Коськину-Рюмину, возможно, лишь показалось, будто он уловил в словах, в изменившейся интонации голоса Моренова какую-то надежду, какую-то точно искру, и он подумал в удивлении и смущении: неужели эта искра связалась у Моренова с его звонком? Неужели… утопающий хватается за соломинку? Поспешно согласился:
— Хорошо, буду.
Теперь он часто при самых, казалось бы, неожиданных обстоятельствах по неведомой связи вспоминал о той первой встречи с Мореновым, — скорее, это даже было не воспоминанием, а какой-то вспышкой зрительной памяти: неожиданно перед глазами возникал Моренов, сниклый, осунувшийся, волосы совершенно седые, губы плотно сжатые, в глазах застарелая, прочно поселившаяся боль — они поблекли, потускнели.
И вместе с тем Коськину-Рюмину приходила на память его собственная завороженность, с которой он слушал тогда Моренова, и та мореновская внезапная и поразившая во время рассказа одухотворенность — от этого ощущения он, Коськин-Рюмин, не мог тогда отделаться. Возможно, ощущение усиливалось еще тем, что Моренов рассказывал о своей жизни с той снисходительной и вместе грустной улыбкой, будто глядел на себя со стороны и подсмеивался понимающе…
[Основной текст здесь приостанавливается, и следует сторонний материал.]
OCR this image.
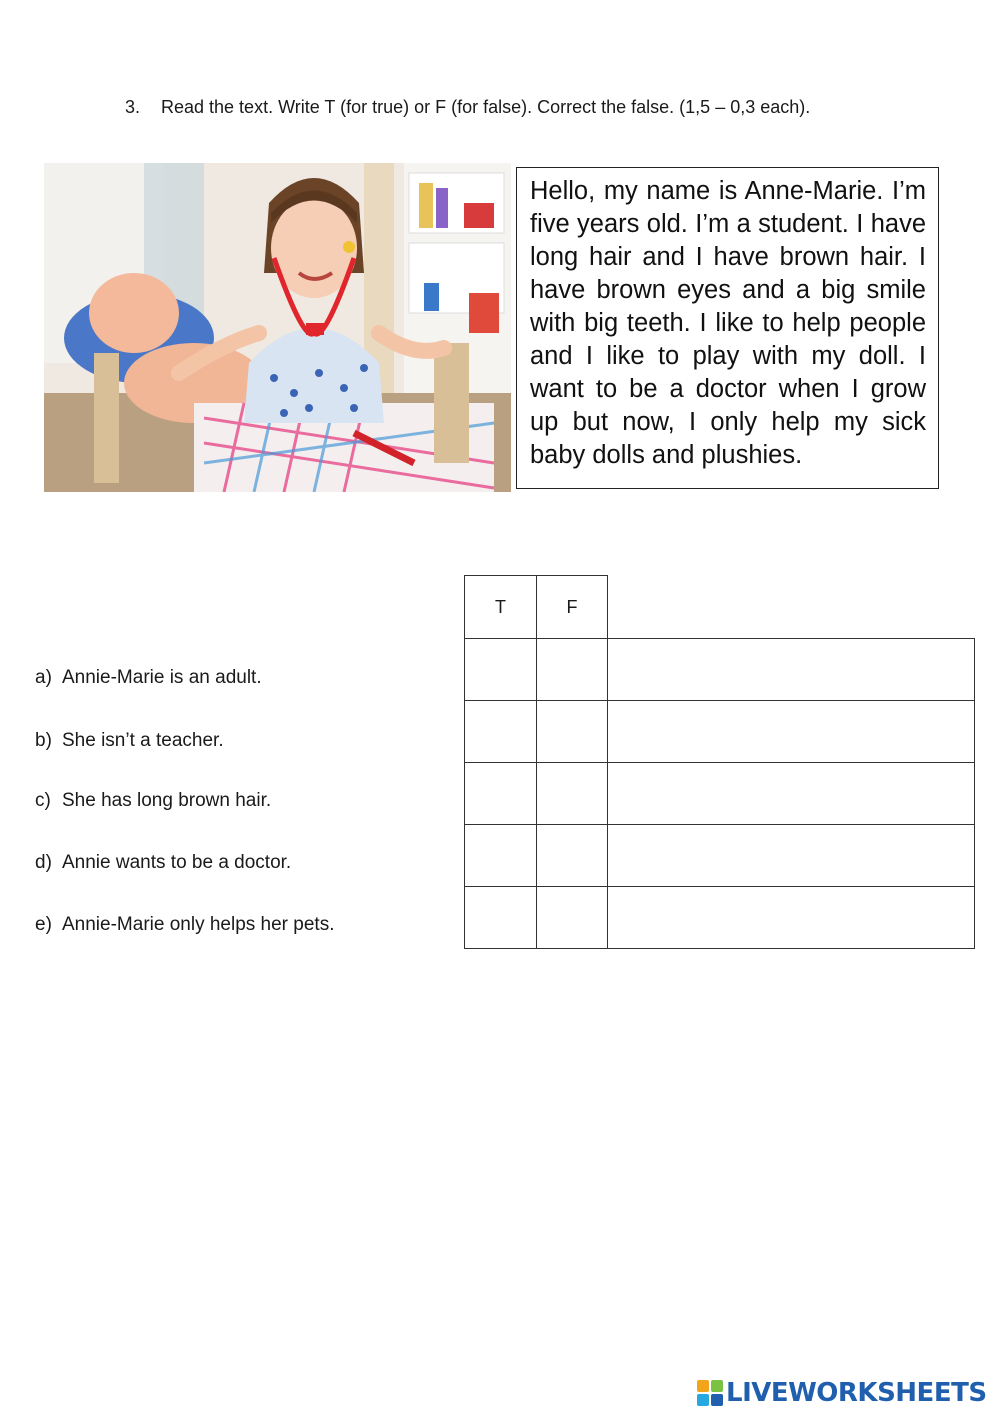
3. Read the text. Write T (for true) or F (for false). Correct the false. (1,5 – 0,3 each).

Hello, my name is Anne-Marie. I’m five years old. I’m a student. I have long hair and I have brown hair. I have brown eyes and a big smile with big teeth. I like to help people and I like to play with my doll. I want to be a doctor when I grow up but now, I only help my sick baby dolls and plushies.

T	F	

a) Annie-Marie is an adult.
b) She isn’t a teacher.
c) She has long brown hair.
d) Annie wants to be a doctor.
e) Annie-Marie only helps her pets.
LIVEWORKSHEETS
Коськин-Рюмин выслушал его и постепенно, по вехам проследил и представил всю судьбу, всю жизнь этого человека: райкомовские комсомольские дела — раскулачивание, агитация за первые колхозы среди сибиряков-старообрядцев, горячие молодежные порывы в поддержку борющейся Испании, мореновский побег на фронт, выход из окружения, встреча с генералом Василиным… Какими завидными, нелегкими и вместе с тем романтическими путями прошел этот человек, хотя и ненамного был старше Коськина-Рюмина! И почему именно он поставлен перед таким жестоким испытанием? Коськин-Рюмин ловил себя на том, что теперь, после разговора с Мореновым, никак не связывал подобное жестокое испытание с именем Моренова; казалось, они существовали сами по себе, несовместимые, несоединимые, — Моренов и эта трагедия его сына. Сам Моренов представлялся теперь, после того разговора, не просто политработником, а, скорее, одним из тех комиссаров, людей огненной судьбы, настоящим железным партийным работником, девиз которых везде и во всем лишь один — быть впереди, там, где трудно, где решается исход любого дела. Не стыдясь, не скрывая своих чувств, Коськин-Рюмин готов был преклоняться перед такими людьми.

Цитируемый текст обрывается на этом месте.